This is the abstract for Ambady, Nalini, and Robert Rosenthal. "Half a Minute: Predicting Teacher Evaluations From Thin Slices of Nonverbal Behavior and Physical Attractiveness." Journal of Personality and Social Psychology 64, no. 3 (1993): 431–441. https://doi.org/10.1037/0022-3514.64.3.431.
The accuracy of strangers' consensual judgments of personality based on "thin slices" of targets' nonverbal behavior were examined in relation to an ecologically valid criterion variable. In the 1st study, consensual judgments of college teachers' molar nonverbal behavior based on very brief (under 30 s) silent video clips significantly predicted global end-of-semester student evaluations of teachers. In the 2nd study, similar judgments predicted a principal's ratings of high school teachers. In the 3rd study, ratings of even thinner slices (6-s and 15-s clips) were strongly related to the criterion variables. Ratings of specific micrononverbal behaviors and ratings of teachers' physical attractiveness were not as strongly related to the criterion variable. These findings have important implications for the areas of personality judgment, impression formation, and nonverbal behavior.
The paper is accessible in multiple places on the web, e.g. here. The paper extended NaliniAmbady's dissertation research at Harvard, where Rosenthal was her advisor.
The careful study design is resistant to many of the criticisms that "thin slice" research has been submitted to since the work of Todorov and the "Blink!" popularization.
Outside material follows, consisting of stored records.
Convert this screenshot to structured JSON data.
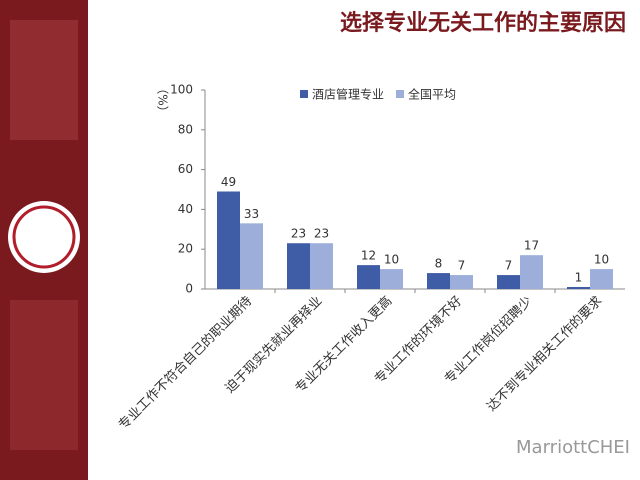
{
  "chart_data": {
    "type": "bar",
    "title": "选择专业无关工作的主要原因",
    "y_label": "（%）",
    "categories": [
      "专业工作不符合自己的职业期待",
      "迫于现实先就业再择业",
      "专业无关工作收入更高",
      "专业工作的环境不好",
      "专业工作岗位招聘少",
      "达不到专业相关工作的要求"
    ],
    "series": [
      {
        "name": "酒店管理专业",
        "color": "#3f5ca6",
        "values": [
          49,
          23,
          12,
          8,
          7,
          1
        ]
      },
      {
        "name": "全国平均",
        "color": "#9eaedb",
        "values": [
          33,
          23,
          10,
          7,
          17,
          10
        ]
      }
    ],
    "ylim": [
      0,
      100
    ],
    "yticks": [
      0,
      20,
      40,
      60,
      80,
      100
    ],
    "grid": false,
    "legend": "top",
    "watermark": "MarriottCHEI"
  }
}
The work builds in three incremental studies, it specifically checks for the attractiveness bias, and it used not only student but also principal evaluation to check for comparability. It did not work on thinning the slices until the third study.
Ambady was bitten, however by the assumption that student evaluations were an informative signal.
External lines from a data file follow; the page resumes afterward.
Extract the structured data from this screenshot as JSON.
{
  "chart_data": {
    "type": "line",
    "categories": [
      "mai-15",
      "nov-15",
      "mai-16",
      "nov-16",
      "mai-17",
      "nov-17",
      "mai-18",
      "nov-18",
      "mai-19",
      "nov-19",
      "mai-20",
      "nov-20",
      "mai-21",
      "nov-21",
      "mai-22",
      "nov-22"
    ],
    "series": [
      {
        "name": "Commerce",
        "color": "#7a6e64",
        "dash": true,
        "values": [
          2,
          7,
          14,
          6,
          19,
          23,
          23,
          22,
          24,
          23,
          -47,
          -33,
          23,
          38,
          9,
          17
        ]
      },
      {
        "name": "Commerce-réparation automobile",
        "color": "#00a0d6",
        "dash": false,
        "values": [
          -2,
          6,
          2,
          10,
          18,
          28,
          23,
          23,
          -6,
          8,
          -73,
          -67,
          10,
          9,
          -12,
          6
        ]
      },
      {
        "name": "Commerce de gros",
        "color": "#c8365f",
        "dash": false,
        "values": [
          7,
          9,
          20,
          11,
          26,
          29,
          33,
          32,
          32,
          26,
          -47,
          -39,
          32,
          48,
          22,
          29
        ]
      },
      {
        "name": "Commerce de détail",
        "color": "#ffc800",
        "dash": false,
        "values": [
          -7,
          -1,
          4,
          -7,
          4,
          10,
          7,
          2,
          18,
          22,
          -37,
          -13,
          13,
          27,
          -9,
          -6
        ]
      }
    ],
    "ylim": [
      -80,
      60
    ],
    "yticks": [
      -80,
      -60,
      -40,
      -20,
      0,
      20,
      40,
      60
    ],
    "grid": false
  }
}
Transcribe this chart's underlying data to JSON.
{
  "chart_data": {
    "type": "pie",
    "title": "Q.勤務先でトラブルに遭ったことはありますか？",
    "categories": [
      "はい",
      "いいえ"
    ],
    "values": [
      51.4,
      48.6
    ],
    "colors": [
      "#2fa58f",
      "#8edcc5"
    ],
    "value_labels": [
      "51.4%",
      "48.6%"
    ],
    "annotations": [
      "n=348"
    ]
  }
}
The criterion was end-of-the-semester student evaluations. Although student achievement (adjusted for student ability) might be the best possible criterion of effective teaching, it is very difficult to obtain such data. Teacher effectiveness in the real world is often evaluated solely on the basis of ratings of supervisors and students. Therefore, we used end-of-the-semester student ratings of teachers as a measure of teacher effectiveness. Considerable evidence supports the validity of student evaluations: Student ratings are consistent over time and across raters; correlate positively with expert, colleague, and administrator ratings; are independent of extraneous characteristics or characteristics of the students themselves; correlate significantly with how much students actually learn; and, last, do not change appreciably with greater age of the student rater and reflection by the student (Abrami, d'Apollonia, & Cohen, 1990; Centra, 1979; Cohen, 1981; Feldman, 1989a, 1989b; Howard, Conway, & Maxwell, 1985; Kulik & Kulik, 1974; Leventhal, Perry, & Abrami, 1977; Marsh, 1984; McKeachie, 1979; Trent & Cohen, 1973). Thus, student evaluations seem to be a valid means of evaluating teacher effectiveness. (432)
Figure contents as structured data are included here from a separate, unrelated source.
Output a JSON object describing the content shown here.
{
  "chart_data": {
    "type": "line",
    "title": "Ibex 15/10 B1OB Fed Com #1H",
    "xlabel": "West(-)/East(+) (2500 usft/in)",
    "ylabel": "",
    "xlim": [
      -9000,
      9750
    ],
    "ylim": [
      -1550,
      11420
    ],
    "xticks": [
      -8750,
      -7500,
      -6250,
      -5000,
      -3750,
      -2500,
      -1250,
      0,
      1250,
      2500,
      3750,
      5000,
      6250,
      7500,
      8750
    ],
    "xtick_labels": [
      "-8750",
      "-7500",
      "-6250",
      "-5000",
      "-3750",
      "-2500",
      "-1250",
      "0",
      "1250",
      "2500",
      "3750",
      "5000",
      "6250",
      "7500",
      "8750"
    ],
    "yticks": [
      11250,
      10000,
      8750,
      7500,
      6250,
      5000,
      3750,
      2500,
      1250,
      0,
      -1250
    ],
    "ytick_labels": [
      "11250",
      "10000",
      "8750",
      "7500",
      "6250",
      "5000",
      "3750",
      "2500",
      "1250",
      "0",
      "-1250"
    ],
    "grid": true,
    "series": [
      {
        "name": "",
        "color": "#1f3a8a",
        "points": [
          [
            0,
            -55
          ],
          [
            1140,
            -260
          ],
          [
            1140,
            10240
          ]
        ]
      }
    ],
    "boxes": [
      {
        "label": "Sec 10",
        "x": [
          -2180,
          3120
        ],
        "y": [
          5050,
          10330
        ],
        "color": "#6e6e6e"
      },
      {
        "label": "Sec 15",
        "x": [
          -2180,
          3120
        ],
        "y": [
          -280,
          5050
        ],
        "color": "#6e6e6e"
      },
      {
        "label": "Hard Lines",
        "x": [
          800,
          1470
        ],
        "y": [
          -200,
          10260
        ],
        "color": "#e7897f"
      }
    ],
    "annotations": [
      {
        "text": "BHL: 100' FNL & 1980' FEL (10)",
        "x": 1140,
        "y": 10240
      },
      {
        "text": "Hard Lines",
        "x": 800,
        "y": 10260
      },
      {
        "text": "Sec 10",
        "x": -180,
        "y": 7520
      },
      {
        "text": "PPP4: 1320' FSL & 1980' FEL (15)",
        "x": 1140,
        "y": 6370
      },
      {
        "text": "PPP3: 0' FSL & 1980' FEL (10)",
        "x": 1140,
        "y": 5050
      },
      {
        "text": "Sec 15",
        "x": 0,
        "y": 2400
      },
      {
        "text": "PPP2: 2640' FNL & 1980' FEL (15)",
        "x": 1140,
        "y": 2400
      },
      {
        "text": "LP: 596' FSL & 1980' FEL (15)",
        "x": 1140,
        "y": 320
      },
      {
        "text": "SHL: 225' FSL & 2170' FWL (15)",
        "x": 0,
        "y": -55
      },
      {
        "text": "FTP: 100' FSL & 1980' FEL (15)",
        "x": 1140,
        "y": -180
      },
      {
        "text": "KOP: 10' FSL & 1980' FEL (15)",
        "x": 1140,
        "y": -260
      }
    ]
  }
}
That stance was substantially challenged by the research of Boring, Ottoboni & Stark (2016), which used substantial data sets to argue that
Student evaluations of teaching (SET) are widely used in academic personnel decisions as a measure of teaching effectiveness. We [i.e. Boring, Ottoboni & Stark] show:
SET are biased against female instructors by an amount that is large and statistically significant.
The bias affects how students rate even putatively objective aspects of teaching, such as how promptly assignments are graded.
The bias varies by discipline and by student gender, among other things.
It is not possible to adjust for the bias, because it depends on so many factors.
SET are more sensitive to students’ gender bias and grade expectations than they are to teaching effectiveness.
Gender biases can be large enough to cause more effective instructors to get lower SET than less effective instructors.
These findings are based on nonparametric statistical tests applied to two datasets: 23,001 SET of 379 instructors by 4,423 students in six mandatory first-year courses in a five-year natural experiment at a French university, and 43 SET for four sections of an online course in a randomized, controlled, blind experiment at a US university.
This research appeared three years after Ambady's passing away in 2013.
Ambady's & Rosenthal's work was also hampered by the winner's curse, which their three-times repetition of their study could not fully escape from. (Notice that only some of the concerns that Ioannidis expresses in his 2005 paper apply to Ambady's work, and that the suggestion to use larger studies is silly for a PhD undertaking altogether.)